De l’autre côté, cette même Commission est dirigée par Jean-Claude Juncker, l’ancien premier ministre du Luxembourg, un pays dont l’affaire des Luxleaks a révélé qu’il avait passé des centaines d’accords fiscaux secrets avec des multinationales.

Ce double visage s’est aussi illustré vis-à-vis de la Wallonie, à propos de la signature du traité CETA…

Oui, d’un côté, officiellement la Commission européenne s’est dit "patiente", et "respectueuse" du processus de décision wallon, selon les mots de son porte-parole la semaine dernière.

De l’autre côté, il y a ces déclarations du tout nouveau commissaire européen au Budget, Günther Oettinger : selon lui, la Wallonie est « une micro-région gérée par des communistes qui bloque toute l'Europe », propos tenus mercredi dernier, au gala de la fédération patronale allemande et rapportés par plusieurs témoins.

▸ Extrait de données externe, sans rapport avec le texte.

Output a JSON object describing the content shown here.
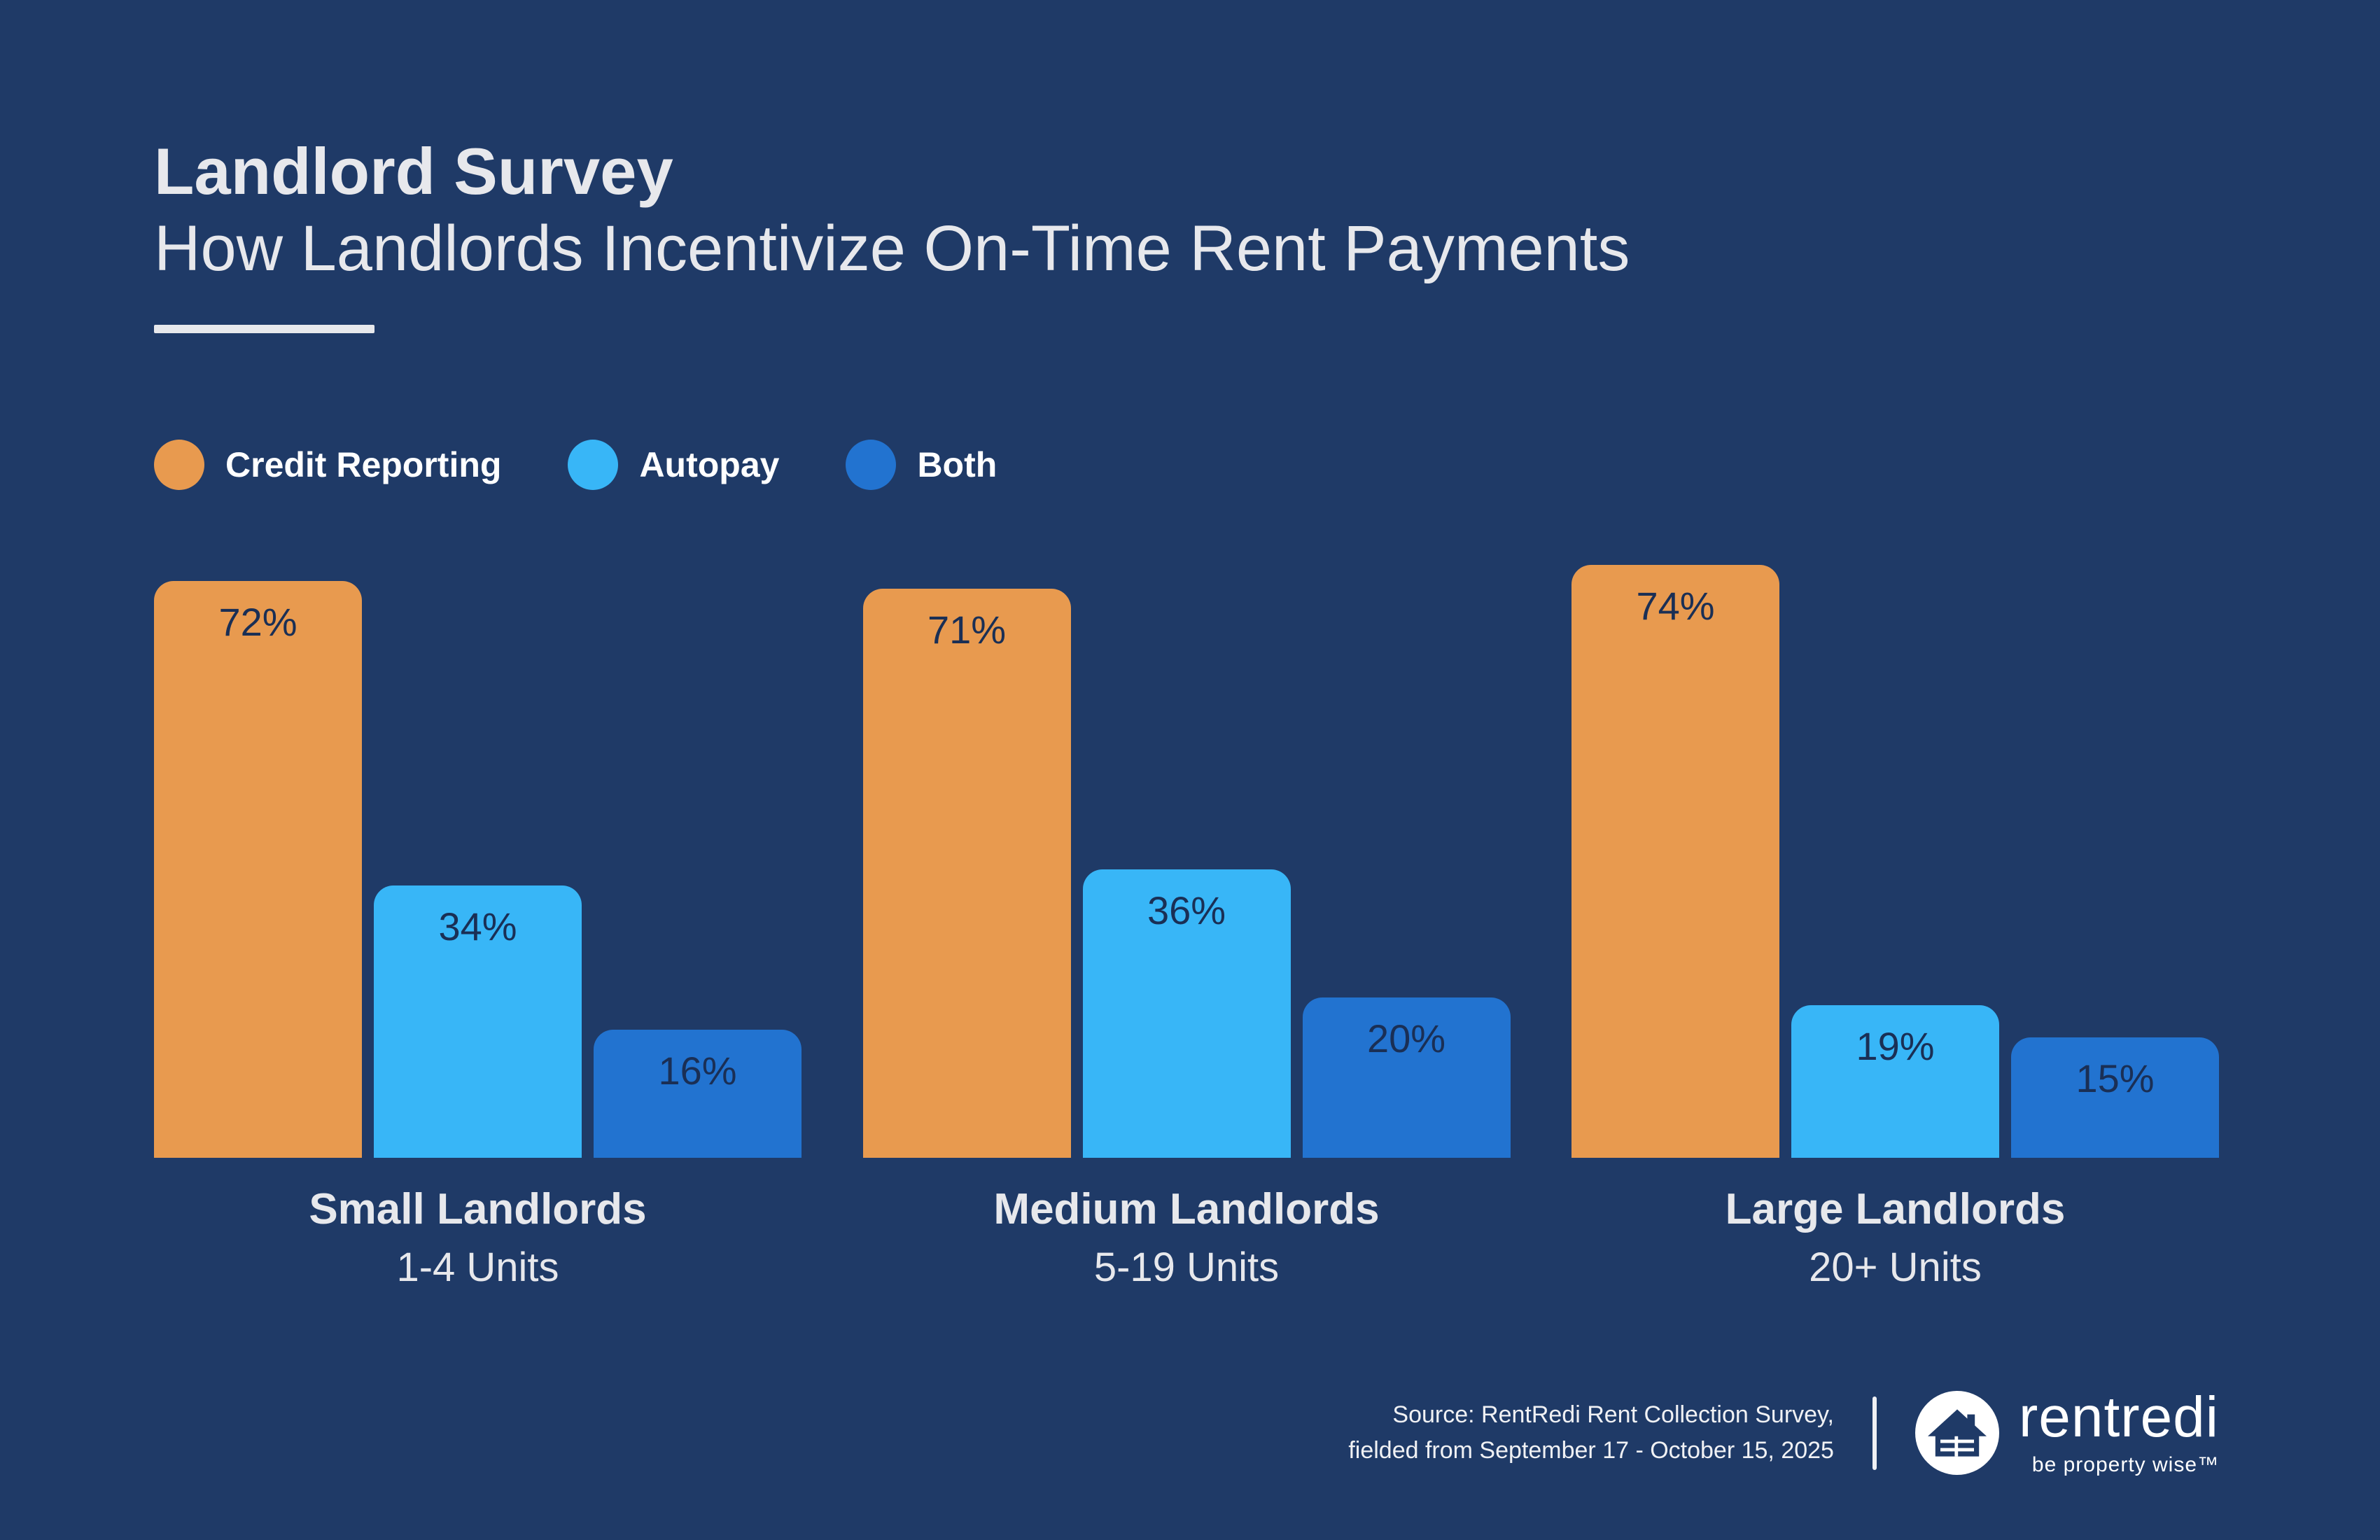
{
  "header": {
    "title": "Landlord Survey",
    "subtitle": "How Landlords Incentivize On-Time Rent Payments"
  },
  "legend": [
    {
      "label": "Credit Reporting",
      "color": "#E89A4F"
    },
    {
      "label": "Autopay",
      "color": "#38B6F7"
    },
    {
      "label": "Both",
      "color": "#2273D0"
    }
  ],
  "chart_data": {
    "type": "bar",
    "title": "Landlord Survey — How Landlords Incentivize On-Time Rent Payments",
    "categories": [
      "Small Landlords",
      "Medium Landlords",
      "Large Landlords"
    ],
    "category_sublabels": [
      "1-4 Units",
      "5-19 Units",
      "20+ Units"
    ],
    "series": [
      {
        "name": "Credit Reporting",
        "color": "#E89A4F",
        "values": [
          72,
          71,
          74
        ]
      },
      {
        "name": "Autopay",
        "color": "#38B6F7",
        "values": [
          34,
          36,
          19
        ]
      },
      {
        "name": "Both",
        "color": "#2273D0",
        "values": [
          16,
          20,
          15
        ]
      }
    ],
    "value_suffix": "%",
    "ylim": [
      0,
      100
    ],
    "grid": false,
    "legend_position": "top-left",
    "value_labels": "inside-top"
  },
  "footer": {
    "source_line1": "Source: RentRedi Rent Collection Survey,",
    "source_line2": "fielded from September 17 - October 15, 2025",
    "brand_name": "rentredi",
    "brand_tagline": "be property wise™"
  },
  "colors": {
    "background": "#1F3A67",
    "text_light": "#E7E8EC",
    "bar_value_label": "#1A2F55"
  }
}
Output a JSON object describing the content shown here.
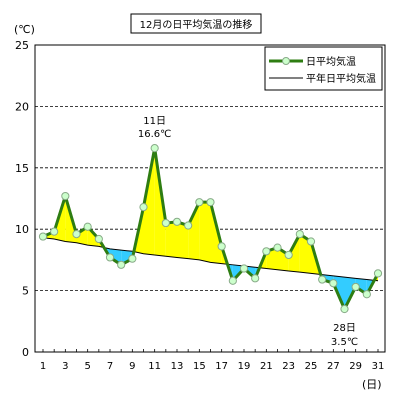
{
  "chart_data": {
    "type": "line",
    "title": "12月の日平均気温の推移",
    "y_unit_label": "(℃)",
    "x_unit_label": "(日)",
    "ylim": [
      0,
      25
    ],
    "yticks": [
      0,
      5,
      10,
      15,
      20,
      25
    ],
    "xlim": [
      1,
      31
    ],
    "xticks": [
      1,
      3,
      5,
      7,
      9,
      11,
      13,
      15,
      17,
      19,
      21,
      23,
      25,
      27,
      29,
      31
    ],
    "grid": "horizontal-dashed",
    "legend_position": "top-right",
    "x": [
      1,
      2,
      3,
      4,
      5,
      6,
      7,
      8,
      9,
      10,
      11,
      12,
      13,
      14,
      15,
      16,
      17,
      18,
      19,
      20,
      21,
      22,
      23,
      24,
      25,
      26,
      27,
      28,
      29,
      30,
      31
    ],
    "series": [
      {
        "name": "日平均気温",
        "color": "#2e7d12",
        "marker": "circle",
        "values": [
          9.4,
          9.8,
          12.7,
          9.6,
          10.2,
          9.2,
          7.7,
          7.1,
          7.6,
          11.8,
          16.6,
          10.5,
          10.6,
          10.3,
          12.2,
          12.2,
          8.6,
          5.8,
          6.8,
          6.0,
          8.2,
          8.5,
          7.9,
          9.6,
          9.0,
          5.9,
          5.6,
          3.5,
          5.3,
          4.7,
          6.4
        ]
      },
      {
        "name": "平年日平均気温",
        "color": "#000000",
        "marker": "none",
        "values": [
          9.3,
          9.2,
          9.0,
          8.9,
          8.7,
          8.6,
          8.4,
          8.3,
          8.2,
          8.0,
          7.9,
          7.8,
          7.7,
          7.6,
          7.5,
          7.3,
          7.2,
          7.1,
          7.0,
          6.9,
          6.8,
          6.7,
          6.6,
          6.5,
          6.4,
          6.3,
          6.2,
          6.1,
          6.0,
          5.9,
          5.8
        ]
      }
    ],
    "fill_above_color": "#ffff00",
    "fill_below_color": "#33ccff",
    "annotations": [
      {
        "day_label": "11日",
        "value_label": "16.6℃",
        "x": 11,
        "y": 16.6
      },
      {
        "day_label": "28日",
        "value_label": "3.5℃",
        "x": 28,
        "y": 3.5
      }
    ]
  }
}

Certes, l’Union européenne a pâti, aussi souvent qu’à son tour, d’une démagogie ordinaire des responsables publics nationaux, qui ont fait de cette institution lointaine une cible de choix. Et ça ne date pas d’hier. Écoutez, nous sommes en 1979 :

Billet politique - J. Chirac sur l'Europe en 1979

25 sec

On s’est trop peu interrogé sur la signification des élections européennes, souvent considérées à tort comme des élections secondaires. Observons le scrutin de 2014 en France :

sur 46,5 millions d’inscrits, plus de 27 millions de citoyens se sont abstenus. Par ailleurs, on a comptabilisé 900 000 bulletins blancs. Et le premier parti dans les urnes fut le Front national, avec 4,7 millions de voix.

Autrement dit, sur 100 Français inscrits sur les listes électorales, 69 se sont abstenus, ont voté blanc ou ont voté FN. Voilà aussi l'une des conséquences de ce "double visage".